Deux pistes pour expliquer les formes graves de la Covid
Des anomalies génétiques ou immunitaires pourraient expliquer 15% des formes graves de la covid-19, selon deux études franco-américaines. Ces anomalies entraîneraient une défaillance du système de défense de l’organisme.
Comment expliquer les cas sévères de la covid ? Près de 15% des formes graves de la maladie covid-19 s'expliqueraient par des anomalies génétiques ou immunitaires, selon les travaux d’une équipe franco-américaines.
Les chercheurs de l’institut des maladies génétiques Imagine/Inserm en collaboration avec l’Institut national américain des allergies et des maladies infectieuses (NIAID/NIH) détaillent leurs travaux dans deux articles publiés dans la revue Science.
A lire aussi : Covid : pourra-t-on bientôt anticiper les formes graves ?
Une explication aux "orages cytokiniques"

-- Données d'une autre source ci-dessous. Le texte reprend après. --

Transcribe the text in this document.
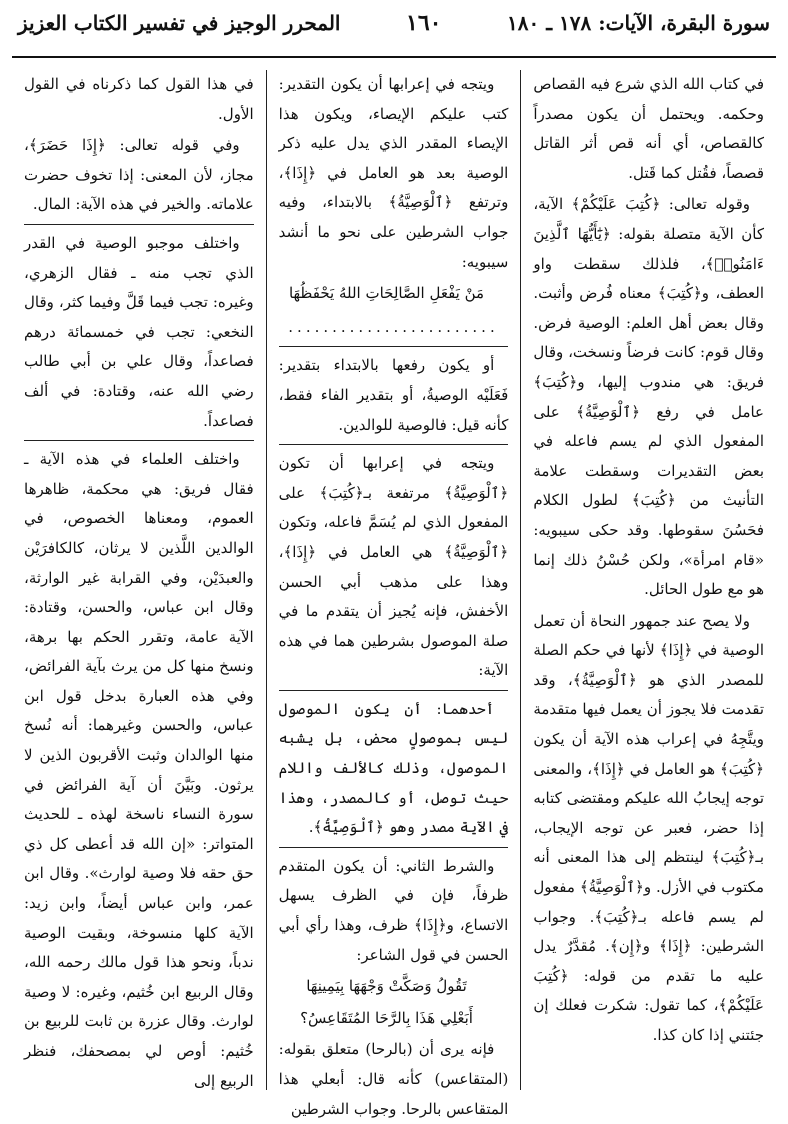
سورة البقرة، الآيات: ١٧٨ ـ ١٨٠
١٦٠
المحرر الوجيز في تفسير الكتاب العزيز

في كتاب الله الذي شرع فيه القصاص وحكمه. ويحتمل أن يكون مصدراً كالقصاص، أي أنه قص أثر القاتل قصصاً، فقُتل كما قَتل.

وقوله تعالى: ﴿كُتِبَ عَلَيْكُمْ﴾ الآية، كأن الآية متصلة بقوله: ﴿يَٰٓأَيُّهَا ٱلَّذِينَ ءَامَنُوا۟﴾، فلذلك سقطت واو العطف، و﴿كُتِبَ﴾ معناه فُرض وأثبت. وقال بعض أهل العلم: الوصية فرض. وقال قوم: كانت فرضاً ونسخت، وقال فريق: هي مندوب إليها، و﴿كُتِبَ﴾ عامل في رفع ﴿ٱلْوَصِيَّةُ﴾ على المفعول الذي لم يسم فاعله في بعض التقديرات وسقطت علامة التأنيث من ﴿كُتِبَ﴾ لطول الكلام فحَسُنَ سقوطها. وقد حكى سيبويه: «قام امرأة»، ولكن حُسْنُ ذلك إنما هو مع طول الحائل.

ولا يصح عند جمهور النحاة أن تعمل الوصية في ﴿إِذَا﴾ لأنها في حكم الصلة للمصدر الذي هو ﴿ٱلْوَصِيَّةُ﴾، وقد تقدمت فلا يجوز أن يعمل فيها متقدمة ويتَّجِهُ في إعراب هذه الآية أن يكون ﴿كُتِبَ﴾ هو العامل في ﴿إِذَا﴾، والمعنى توجه إيجابُ الله عليكم ومقتضى كتابه إذا حضر، فعبر عن توجه الإيجاب، بـ﴿كُتِبَ﴾ لينتظم إلى هذا المعنى أنه مكتوب في الأزل. و﴿ٱلْوَصِيَّةُ﴾ مفعول لم يسم فاعله بـ﴿كُتِبَ﴾. وجواب الشرطين: ﴿إِذَا﴾ و﴿إِن﴾. مُقدَّرٌ يدل عليه ما تقدم من قوله: ﴿كُتِبَ عَلَيْكُمْ﴾، كما تقول: شكرت فعلك إن جئتني إذا كان كذا.

ويتجه في إعرابها أن يكون التقدير: كتب عليكم الإيصاء، ويكون هذا الإيصاء المقدر الذي يدل عليه ذكر الوصية بعد هو العامل في ﴿إِذَا﴾، وترتفع ﴿ٱلْوَصِيَّةُ﴾ بالابتداء، وفيه جواب الشرطين على نحو ما أنشد سيبويه:

مَنْ يَفْعَلِ الصَّالِحَاتِ اللهُ يَحْفَظُهَا

........................

أو يكون رفعها بالابتداء بتقدير: فَعَلَيْه الوصيةُ، أو بتقدير الفاء فقط، كأنه قيل: فالوصية للوالدين.

ويتجه في إعرابها أن تكون ﴿ٱلْوَصِيَّةُ﴾ مرتفعة بـ﴿كُتِبَ﴾ على المفعول الذي لم يُسَمَّ فاعله، وتكون ﴿ٱلْوَصِيَّةُ﴾ هي العامل في ﴿إِذَا﴾، وهذا على مذهب أبي الحسن الأخفش، فإنه يُجيز أن يتقدم ما في صلة الموصول بشرطين هما في هذه الآية:

أحدهما: أن يكون الموصول ليس بموصولٍ محض، بل يشبه الموصول، وذلك كالألف واللام حيث توصل، أو كالمصدر، وهذا في الآية مصدر وهو ﴿ٱلْوَصِيَّةُ﴾.

والشرط الثاني: أن يكون المتقدم ظرفاً، فإن في الظرف يسهل الاتساع، و﴿إِذَا﴾ ظرف، وهذا رأي أبي الحسن في قول الشاعر:

تَقُولُ وَصَكَّتْ وَجْهَهَا بِيَمِينِهَا

أَبَعْلِي هَذَا بِالرَّحَا المُتَقَاعِسُ؟

فإنه يرى أن (بالرحا) متعلق بقوله: (المتقاعس) كأنه قال: أبعلي هذا المتقاعس بالرحا. وجواب الشرطين

في هذا القول كما ذكرناه في القول الأول.

وفي قوله تعالى: ﴿إِذَا حَضَرَ﴾، مجاز، لأن المعنى: إذا تخوف حضرت علاماته. والخير في هذه الآية: المال.

واختلف موجبو الوصية في القدر الذي تجب منه ـ فقال الزهري، وغيره: تجب فيما قَلَّ وفيما كثر، وقال النخعي: تجب في خمسمائة درهم فصاعداً، وقال علي بن أبي طالب رضي الله عنه، وقتادة: في ألف فصاعداً.

واختلف العلماء في هذه الآية ـ فقال فريق: هي محكمة، ظاهرها العموم، ومعناها الخصوص، في الوالدين اللَّذين لا يرثان، كالكافرَيْن والعبدَيْن، وفي القرابة غير الوارثة، وقال ابن عباس، والحسن، وقتادة: الآية عامة، وتقرر الحكم بها برهة، ونسخ منها كل من يرث بآية الفرائض، وفي هذه العبارة بدخل قول ابن عباس، والحسن وغيرهما: أنه نُسخ منها الوالدان وثبت الأقربون الذين لا يرثون. وبَيَّنَ أن آية الفرائض في سورة النساء ناسخة لهذه ـ للحديث المتواتر: «إن الله قد أعطى كل ذي حق حقه فلا وصية لوارث». وقال ابن عمر، وابن عباس أيضاً، وابن زيد: الآية كلها منسوخة، وبقيت الوصية ندباً، ونحو هذا قول مالك رحمه الله، وقال الربيع ابن خُثيم، وغيره: لا وصية لوارث. وقال عزرة بن ثابت للربيع بن خُثيم: أوص لي بمصحفك، فنظر الربيع إلى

Ces anomalies seraient toujours à l’origine de la défaillance de puissantes molécules antivirales naturellement produites par l'organisme en cas d'infection : les interférons (IFNs) de type 1, de la famille des cytokines.

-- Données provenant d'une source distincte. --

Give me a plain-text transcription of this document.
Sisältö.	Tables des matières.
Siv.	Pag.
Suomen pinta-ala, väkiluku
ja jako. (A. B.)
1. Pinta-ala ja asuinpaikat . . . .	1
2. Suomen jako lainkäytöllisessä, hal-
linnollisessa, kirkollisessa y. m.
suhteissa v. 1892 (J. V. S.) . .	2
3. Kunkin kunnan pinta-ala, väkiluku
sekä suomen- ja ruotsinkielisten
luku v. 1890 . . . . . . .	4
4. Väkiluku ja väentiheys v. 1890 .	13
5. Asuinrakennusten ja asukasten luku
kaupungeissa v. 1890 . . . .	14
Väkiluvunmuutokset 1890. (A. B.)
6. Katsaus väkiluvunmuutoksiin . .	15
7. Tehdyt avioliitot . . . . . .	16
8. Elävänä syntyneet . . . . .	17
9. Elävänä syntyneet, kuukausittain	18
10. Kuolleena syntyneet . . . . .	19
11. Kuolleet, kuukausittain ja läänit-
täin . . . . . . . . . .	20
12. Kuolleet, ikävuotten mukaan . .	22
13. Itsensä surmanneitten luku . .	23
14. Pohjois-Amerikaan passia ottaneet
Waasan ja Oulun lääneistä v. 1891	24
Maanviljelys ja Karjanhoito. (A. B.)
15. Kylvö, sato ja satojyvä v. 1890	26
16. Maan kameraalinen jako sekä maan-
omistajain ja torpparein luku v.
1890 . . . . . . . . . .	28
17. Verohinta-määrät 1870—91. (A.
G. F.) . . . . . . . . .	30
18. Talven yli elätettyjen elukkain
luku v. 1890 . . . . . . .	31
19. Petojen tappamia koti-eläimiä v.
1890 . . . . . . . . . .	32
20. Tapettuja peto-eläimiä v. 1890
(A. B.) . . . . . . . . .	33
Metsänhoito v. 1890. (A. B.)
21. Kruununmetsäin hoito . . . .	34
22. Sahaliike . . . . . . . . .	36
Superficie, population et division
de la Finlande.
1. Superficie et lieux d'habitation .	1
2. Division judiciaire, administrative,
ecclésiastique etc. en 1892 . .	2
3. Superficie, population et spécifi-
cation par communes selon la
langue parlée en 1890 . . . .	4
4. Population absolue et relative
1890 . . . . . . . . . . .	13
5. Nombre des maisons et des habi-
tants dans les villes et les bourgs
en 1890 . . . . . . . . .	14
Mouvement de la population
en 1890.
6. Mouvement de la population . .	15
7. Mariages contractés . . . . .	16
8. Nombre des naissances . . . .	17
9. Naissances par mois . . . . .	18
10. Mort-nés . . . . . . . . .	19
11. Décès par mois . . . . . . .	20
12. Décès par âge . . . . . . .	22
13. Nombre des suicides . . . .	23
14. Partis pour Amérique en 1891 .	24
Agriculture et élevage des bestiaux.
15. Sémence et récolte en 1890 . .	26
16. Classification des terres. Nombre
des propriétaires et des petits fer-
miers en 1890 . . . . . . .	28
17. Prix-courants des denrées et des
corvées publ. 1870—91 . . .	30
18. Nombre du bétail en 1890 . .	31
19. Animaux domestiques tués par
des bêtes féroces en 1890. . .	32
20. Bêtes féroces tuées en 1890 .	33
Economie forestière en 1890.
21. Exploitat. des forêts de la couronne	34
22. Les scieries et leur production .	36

Sans ces molécules, la défense contre le coronavirus n’est pas assez efficace pour éviter une forme grave et l’organisme réagit de façon exagérée pour compenser ce manque. Il produit alors d'autres cytokines provoquant un emballement inflammatoire, le fameux "orage cytokinique", observé dans les cas très graves de Covid.
3 à 4% d’anomalies génétiques
Dans la première étude, les chercheurs se sont intéressés à 659 patients atteints d’une forme grave de covid mettant en jeu leur pronostic vital. Ces patients ont été comparés à 534 autres patients testés positifs au covid mais ne présentant peu ou pas de symptômes.
Les chercheurs ont alors observé chez 3 à 4% des formes graves des anomalies génétiques au niveau de 13 gènes qui diminuent la production d’interférons.
"Quel que soit leur âge, les personnes porteuses de ces mutations sont plus à risque de développer une forme potentiellement mortelle de grippe ou de covid-19" résume l’institut Imagine dans un communiqué.
Pour améliorer la prise en charge des patients covid, il faudrait donc identifier les patients concernés grâce à un dosage de ces molécules et leur administrer un traitement aux interférons de façon précoce. Bonne nouvelle : "ces médicaments sont disponibles depuis plus de 30 ans et sans effets secondaires notables s’ils sont pris pendant une courte période" rappelle l’institut Imagine.
10 à 11% de maladie auto-immune
La deuxième étude s’est ensuite penchée sur le cas de 987 patients atteints d’une forme grave de covid engageant également leur pronostic vital.
Sur ces 987 patients, au moins 101 patients (10 à 11%) présentaient une forme de maladie auto-immune qui se traduisait par des taux très élevés dans le sang d’auto-anticorps. Ceux-ci neutralisent l’action antiviral des interférons de type 1 au lieu de s’attaquer au virus.
Ces auto-anticorps sont, selon les chercheurs, absents chez les personnes qui développent une forme légère du covid et rares dans la population générale : 0,33%, selon des analyses menées sur un échantillon de 1.227 personnes en bonne santé, soit 15 fois moins que parmi les formes sévères.
"Ces résultats laissent penser qu’il faut donc dépister la population générale afin de détecter ces anticorps" concluent l’institut Imagine. Les médecins pourraient ensuite utiliser comme traitement un interféron que les auto-anticorps ne neutralisent pas.
Les hommes de plus de 65 ans plus concernés ?
Dernier point intéressant : cette anomalie auto-immune toucherait ici plus d'hommes que de femmes, alors que les maladies auto-immunes concernent généralement beaucoup plus les femmes. L'étude laisse également supposer que la fréquence de ces anticorps augmente avec l’âge, car 49,5 % des patients testés positif pour ces anticorps avaient plus de 65 ans, contre 38 % dans le reste de la cohorte.
Ces deux observations pourraient expliquer la surreprésentation de cas graves de la covid chez les hommes de plus de 65 ans.